The truth was, very little. Lena planned to dig further. When she had time. Up to this moment, it had taken every ounce of her strength, every beat of the ticking clock, just to ride the whirlwind.
She replied, “Pretend I don’t know anything at all.”
“The short answer is, I bet on the wrong bank. I was partner in a boutique firm. We handled legal matters for a dozen smaller investment houses. Lawyers here tend to specialize, just like everybody else on the Street. My own team handled just two clients. Then our firm was bought out by Morley Shaw’s group. My position was scaled back to what my employers at Arnold and Shaw call a salaried partner. Which means I no longer hold an equity share. Then the latest crisis hit, and one of my clients tanked. The other is struggling. Most of my junior associates were let go.” His smile was as trim as the rest of him. “The bright future vanished. I stopped feeling loved. Or even wanted.”
“Why didn’t you go out and find more business? That’s what partners do, right? They play rainmaker.”

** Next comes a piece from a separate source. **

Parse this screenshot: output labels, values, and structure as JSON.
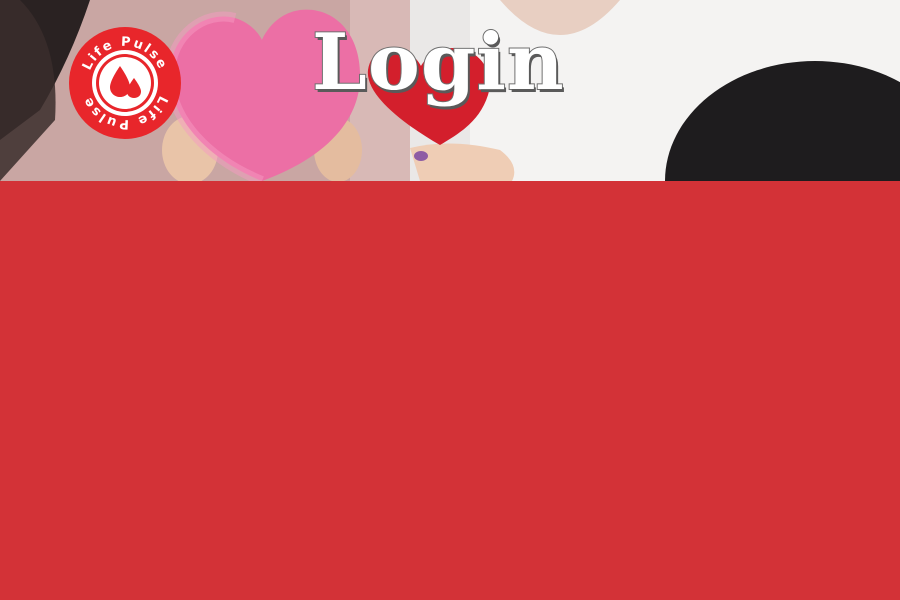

“I tried.” This time the smile touched his eyes. “You and I have more in common than you know.”
“They stole your client?”
“Not stole. Please. We’re lawyers. They simply assigned my new client to a more senior partner, who gobbled it up and left me hanging.”
“I’m so sorry.”
“The Japanese have an expression for it. Salaried executives who are too senior to just fire are given a desk by the window. They clock in, they sit, they do nothing. Eight hours later, they go home. Most get the message and give up. But I couldn’t. Not with a wife and a mortgage and two kids in private school.”
“So why did your firm let you take me on?”
“Because you were seen as too small to matter. The three firms you were focused on were all Colorado based. Where neither my firm nor your bank have a footprint. The issue of co-clients is well established. All I had to show was that there were no adverse parties. Which there weren’t. They let me keep your project because it wasn’t juicy.”